Penggunaan dan pentingnya kontras intraoperatif dalam bedah vaskular

  Dengan perkembangan bedah vaskular, jumlah prosedur vaskular telah meningkat pesat, tetapi kita sering mengabaikan evaluasi efikasi langsung selama operasi, sehingga stenosis anastomosis pasca operasi, obstruksi atau lesi vaskular distal tidak terdeteksi dan diobati tepat waktu, yang mempengaruhi efikasi operasi dan bahkan menyebabkan kegagalan operasi, meningkatkan rasa sakit dan tingkat amputasi pasien dan bahkan mengancam keselamatan hidup mereka. Sejak tahun 2003, departemen kami telah melakukan angiografi rutin selama operasi vaskular untuk evaluasi hasil langsung.

  Pengalaman kami sekarang dirangkum dan dilaporkan sebagai berikut.

  I. Informasi umum

  Terdapat 24 kasus dalam kelompok ini, 19 laki-laki dan 5 perempuan, berusia 32-79 tahun, dengan rata-rata 61,2 tahun.

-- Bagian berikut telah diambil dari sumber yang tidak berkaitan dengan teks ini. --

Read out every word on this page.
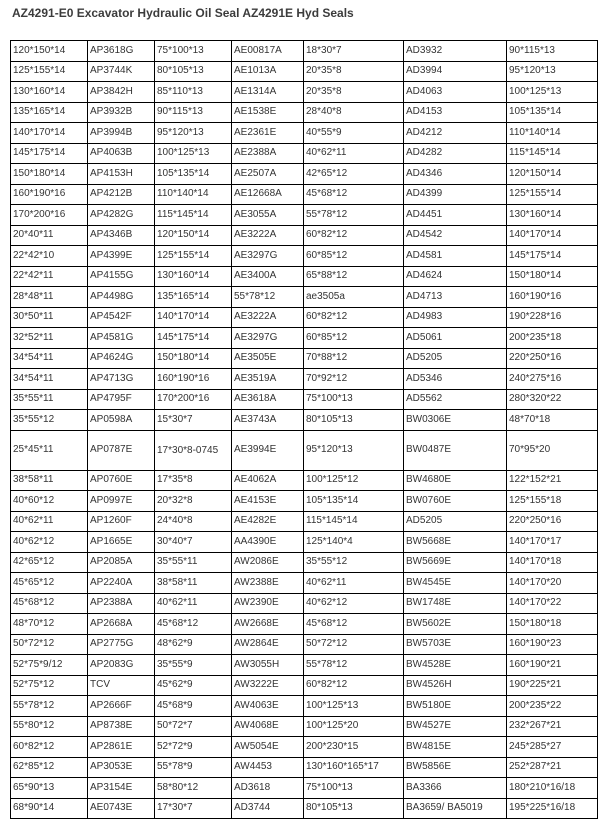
AZ4291-E0 Excavator Hydraulic Oil Seal AZ4291E Hyd Seals
120*150*14	AP3618G	75*100*13	AE00817A	18*30*7	AD3932	90*115*13
125*155*14	AP3744K	80*105*13	AE1013A	20*35*8	AD3994	95*120*13
130*160*14	AP3842H	85*110*13	AE1314A	20*35*8	AD4063	100*125*13
135*165*14	AP3932B	90*115*13	AE1538E	28*40*8	AD4153	105*135*14
140*170*14	AP3994B	95*120*13	AE2361E	40*55*9	AD4212	110*140*14
145*175*14	AP4063B	100*125*13	AE2388A	40*62*11	AD4282	115*145*14
150*180*14	AP4153H	105*135*14	AE2507A	42*65*12	AD4346	120*150*14
160*190*16	AP4212B	110*140*14	AE12668A	45*68*12	AD4399	125*155*14
170*200*16	AP4282G	115*145*14	AE3055A	55*78*12	AD4451	130*160*14
20*40*11	AP4346B	120*150*14	AE3222A	60*82*12	AD4542	140*170*14
22*42*10	AP4399E	125*155*14	AE3297G	60*85*12	AD4581	145*175*14
22*42*11	AP4155G	130*160*14	AE3400A	65*88*12	AD4624	150*180*14
28*48*11	AP4498G	135*165*14	55*78*12	ae3505a	AD4713	160*190*16
30*50*11	AP4542F	140*170*14	AE3222A	60*82*12	AD4983	190*228*16
32*52*11	AP4581G	145*175*14	AE3297G	60*85*12	AD5061	200*235*18
34*54*11	AP4624G	150*180*14	AE3505E	70*88*12	AD5205	220*250*16
34*54*11	AP4713G	160*190*16	AE3519A	70*92*12	AD5346	240*275*16
35*55*11	AP4795F	170*200*16	AE3618A	75*100*13	AD5562	280*320*22
35*55*12	AP0598A	15*30*7	AE3743A	80*105*13	BW0306E	48*70*18
25*45*11	AP0787E	17*30*8-0745	AE3994E	95*120*13	BW0487E	70*95*20
38*58*11	AP0760E	17*35*8	AE4062A	100*125*12	BW4680E	122*152*21
40*60*12	AP0997E	20*32*8	AE4153E	105*135*14	BW0760E	125*155*18
40*62*11	AP1260F	24*40*8	AE4282E	115*145*14	AD5205	220*250*16
40*62*12	AP1665E	30*40*7	AA4390E	125*140*4	BW5668E	140*170*17
42*65*12	AP2085A	35*55*11	AW2086E	35*55*12	BW5669E	140*170*18
45*65*12	AP2240A	38*58*11	AW2388E	40*62*11	BW4545E	140*170*20
45*68*12	AP2388A	40*62*11	AW2390E	40*62*12	BW1748E	140*170*22
48*70*12	AP2668A	45*68*12	AW2668E	45*68*12	BW5602E	150*180*18
50*72*12	AP2775G	48*62*9	AW2864E	50*72*12	BW5703E	160*190*23
52*75*9/12	AP2083G	35*55*9	AW3055H	55*78*12	BW4528E	160*190*21
52*75*12	TCV	45*62*9	AW3222E	60*82*12	BW4526H	190*225*21
55*78*12	AP2666F	45*68*9	AW4063E	100*125*13	BW5180E	200*235*22
55*80*12	AP8738E	50*72*7	AW4068E	100*125*20	BW4527E	232*267*21
60*82*12	AP2861E	52*72*9	AW5054E	200*230*15	BW4815E	245*285*27
62*85*12	AP3053E	55*78*9	AW4453	130*160*165*17	BW5856E	252*287*21
65*90*13	AP3154E	58*80*12	AD3618	75*100*13	BA3366	180*210*16/18
68*90*14	AE0743E	17*30*7	AD3744	80*105*13	BA3659/ BA5019	195*225*16/18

Di antara mereka, ada 10 kasus oklusi arteriosklerotik pada tungkai bawah, 1 kasus aterosklerosis dengan trombosis akut pada kedua tungkai bawah, 2 kasus vaskulitis trombo-oklusif tungkai bawah, 1 kasus trombosis arteri femoralis setelah trauma pada tungkai bawah kiri, 1 kasus tungkai bawah kiri pasca trombotik dan oklusi vena iliaka kiri, 7 kasus emboli arteri pada tungkai bawah, dan 2 kasus trombosis akut pada pembuluh darah buatan. Pengobatan: Bypass arteri femoralis bilateral dari aorta abdominalis dengan pembuluh darah buatan, dan trombektomi aorta abdominalis dan arteri femoralis kanan dalam satu kasus. Tiga belas kasus diobati dengan bypass arteri tibialis femoralis-Negara Bagian atau anterior dan posterior dengan menggunakan pembuluh darah buatan atau vena saphena mereka sendiri, salah satunya dilakukan dengan endarterektomi arteri femoralis. Satu kasus pengalihan suprapubik dari vena saphena kontralateral dilakukan. Semua 17 kasus menjalani angiografi dan ultrasonografi sebelum prosedur, sementara 7 kasus hanya menjalani ultrasonografi.

  II. Metode Angiografi

  Setelah selesai bypass atau embolisasi, tabung ditempatkan setelah tusukan dengan jarum trocar di pembuluh darah normal proksimal atau pembuluh darah buatan, dan pantopamin 76% atau Onepac diencerkan dari 20 ml menjadi 40 ml dan disuntikkan di bawah tekanan dengan jarum suntik 50 ml. Jika lesi jauh atau pembuluh darah yang jauh perlu dipahami, film dapat diambil dalam beberapa bagian. Pada akhir pencitraan, kanula dilepas dan kompresi lokal diterapkan untuk menghentikan pendarahan. Jika ditemukan masalah, masalah tersebut bisa diperiksa ulang setelah masalah teratasi.

  III. Hasil pencitraan

  Pada 24 pasien dengan angiografi intraoperatif, satu kasus sebagian gagal karena kurangnya pengalaman dan hanya anastomosis proksimal yang ditunjukkan. 17 kasus menunjukkan anastomosis paten dan saluran keluar distal yang baik. satu pasien dengan vaskulitis trombo-oklusif memiliki saluran keluar yang rendah dan menjalani bypass femoralis vena saphena femoralis-pra-tibialis dan post-tibialis autologus, yang ditemukan memiliki saluran keluar distal yang buruk pada angiografi intraoperatif dan tidak dirawat lebih lanjut. Gejala pasien tidak membaik. Gejala pasien tidak membaik.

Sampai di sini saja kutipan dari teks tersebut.